サムエルが乳離れしたとき、両親のハンナとエルカナは、多くのささげ物を携えて、サムエルをシロにある神の宮に連れて行きました。そして、祭司エリのもとに連れていったのでした。
26ハンナは言った。「おお、祭司さま。あなたは生きておられます。祭司さま。私はかつて、ここのあなたのそばに立って、主に祈った女でございます。27この子のために、私は祈ったのです。主は私がお願いしたとおり、私の願いをかなえてくださいました。28それで私もまた、この子を主にお渡しいたします。この子は一生涯、主に渡されたものです。」こうして彼らはそこで主を礼拝した。
ハンナの純粋な信仰とは反対に、このときシロの神の宮を舞台にしで行われていた不信仰があったのでした。エリの息子たち、3節に出ていた「祭司ホフニとピネハス」の権力を傘にした傍若無人の振る舞いです。彼らは、いけにえの肉を横取りしていたのでした。このようなところに幼いサムエルを置くことに、ハンナは心配ではなかったのでしょうか。ハンナの信仰は一直線でした。
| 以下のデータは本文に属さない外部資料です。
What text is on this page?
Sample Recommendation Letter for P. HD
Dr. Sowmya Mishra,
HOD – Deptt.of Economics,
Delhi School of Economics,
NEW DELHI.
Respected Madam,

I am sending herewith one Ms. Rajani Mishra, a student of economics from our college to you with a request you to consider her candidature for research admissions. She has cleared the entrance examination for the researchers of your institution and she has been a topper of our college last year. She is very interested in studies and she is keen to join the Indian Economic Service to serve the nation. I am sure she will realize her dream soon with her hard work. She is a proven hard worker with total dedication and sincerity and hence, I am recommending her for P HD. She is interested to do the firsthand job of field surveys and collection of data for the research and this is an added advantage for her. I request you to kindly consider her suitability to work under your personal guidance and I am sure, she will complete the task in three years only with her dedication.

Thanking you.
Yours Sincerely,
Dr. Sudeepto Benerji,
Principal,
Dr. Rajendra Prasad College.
ハンナはサムエルをエリに託したのではなく、主なる神様にゆだねたのでした。
最愛のもの、最高のものをささげたハンナ。その後ハンナは、サムエルの成長のために祈り、毎年大きくなるサムエルのために上着を作って、シロの神の宮に持って行きました。ハンナは、わが手を離れたサムエルにさまざまな愛の配慮を絶やさなかったのでした。
■ハンナの信仰
ヘブル人への手紙11:1「信仰は望んでいる事がらを保証し、目に見えないものを確信させるものです。」
ハンナは、自分が母親になるのはほとんど不可能であると思っていました。何年も何年も子供が与えられなかったのでした。ところが、彼女に信仰が与えられました。彼女は祈りの中で信じたのです。望んでいる事柄を神様が保証してくださる。そして、人間には不可能なことでも神様には可能だということをハンナは確信したのです。
神様の力をもってすれば、ハンナが告白したように、「万軍の主」が働かれるならば不可能ではない、との信仰です。ハンナは奇蹟を信じました。祈りの生活とは主の奇蹟を信じる生活です。
ハンナはその後、3人の息子と2人の娘を与えられるのでした(2:21)。それは、ハンナの信仰への神様のプレゼントであったでしょう。しかし、ハンナに与えられたもっとすばらしいもの、それはたとえこの5人の子供たちが与えられなくとも、神様に信頼して生きることのすばらしさを知ったことでしょう。
私たちも神様を信じる信仰が与えられていることを感謝します。「望んでいる事がらを保証し、目に見えないものを確信させる」信仰です。私たちは、日ごとに神様に信頼し、主のみわざを拝することができる。それを感謝しつつ歩みたいと思います。